Before reaching its ultimate goal of being the largest producer of electric vehicles in the United States, Ford first aims to become the second behind Tesla, said Committed. According to CNBCIt remains to be seen whether Ford can meet that production target of 600,000 per year. At Crosstown competitor General Motors, Mary Barra and her merry gang plan to sell 1 million electric vehicles by 2025 and are also ramping up production by converting existing factories and building new ones in the United States in the years to to come.
GM celebrates increase in BrightDrop orders
For its part, General Motors is continuing its plans to build its BrightDrop battery-powered electric delivery vans. It has already booked an order for 12,600 of its EV600 vans with Merchants Fleet, the country’s fastest growing fleet management company. According to a press release from GM, Merchants Fleet has placed an additional order for 5,400 of the shorter-wheelbase EV410 delivery vans that will have a range of up to 250 miles.

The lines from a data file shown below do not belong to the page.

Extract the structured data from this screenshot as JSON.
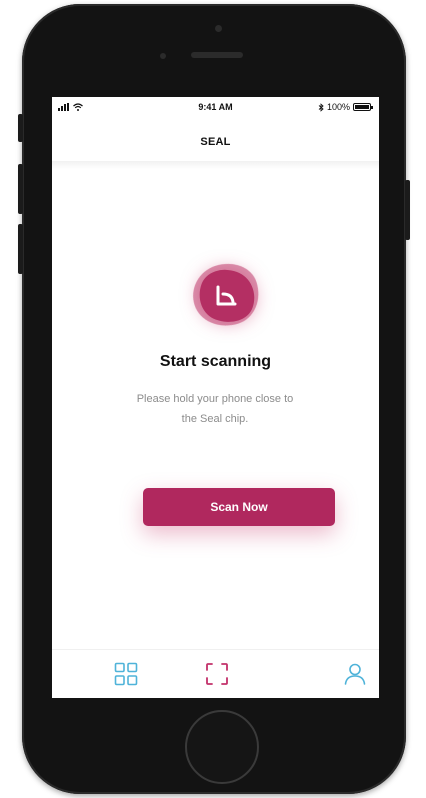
{
  "status_bar": {
    "time": "9:41 AM",
    "battery": "100%"
  },
  "header": {
    "title": "SEAL"
  },
  "main": {
    "icon": "scan-badge-icon",
    "headline": "Start scanning",
    "subtext_line1": "Please hold your phone close to",
    "subtext_line2": "the Seal chip.",
    "button_label": "Scan Now"
  },
  "tab_bar": {
    "items": [
      {
        "icon": "grid-icon"
      },
      {
        "icon": "scan-frame-icon"
      },
      {
        "icon": "user-icon"
      }
    ]
  },
  "colors": {
    "accent": "#b0285e",
    "tab_blue": "#4fb3d9",
    "tab_pink": "#c2306a"
  }
}
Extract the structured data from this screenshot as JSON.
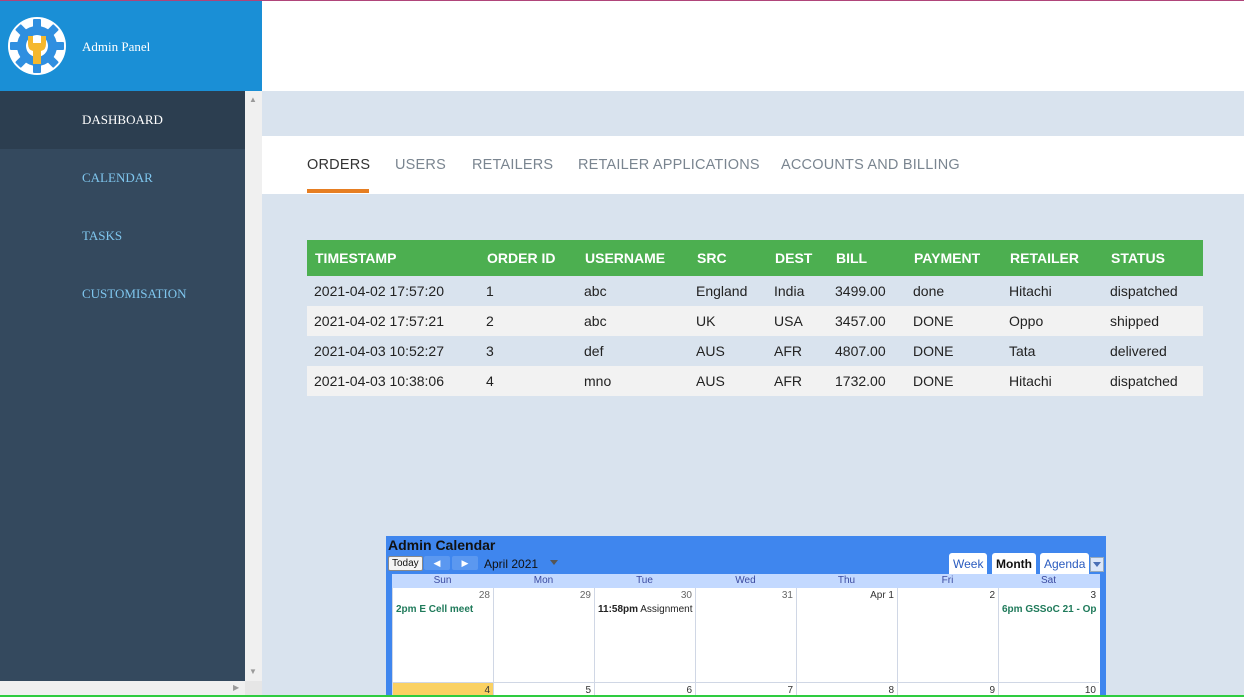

According to the company, the EV410 is “well suited for faster, smaller payload deliveries or as a traditional, last mile service vehicle.” The EV410’s available gross vehicle weight rating of less than 10,000 pounds also reduces the need for additional operating licenses, extending zero-emission driving to new segments.
Travis Katz, CEO of BrightDrop, said: âMerchants Fleet’s plan to purchase such a large order of our electric utility vehicles shows that they are committed to leading the transformation of the fleet industry into a fully electric future, and confident in BrightDrop’s ability to bring this vision to life. . Collaboration with Merchants Fleet opens the door for other companies looking to electrify their fleets by providing access to our portfolio of electric vehicles, which is a critical step towards reducing vehicle-related emissions in the communities where we live.
âWe are committed to meeting our customers’ electric vehicle needs, top to bottom,â said Merchants Fleet CEO Brendan P. Keegan. âEach fleet has different requirements, so we have to offer flexibility and offer the best solutions, at all levels. Fleet electrification is no longer in the future – it is here, and we are proud to work with BrightDrop to reach various segments and advance this transformation.
Coke or Pepsi? Vanilla or chocolate? Ford or GM? Whatever your preference, the EV revolution is picking up speed every day. Don’t be surprised if one day your grandchildren giggle when you say you are driving a gas car. Most of them will have no idea why someone owns one of these dirty, smelly contraptions.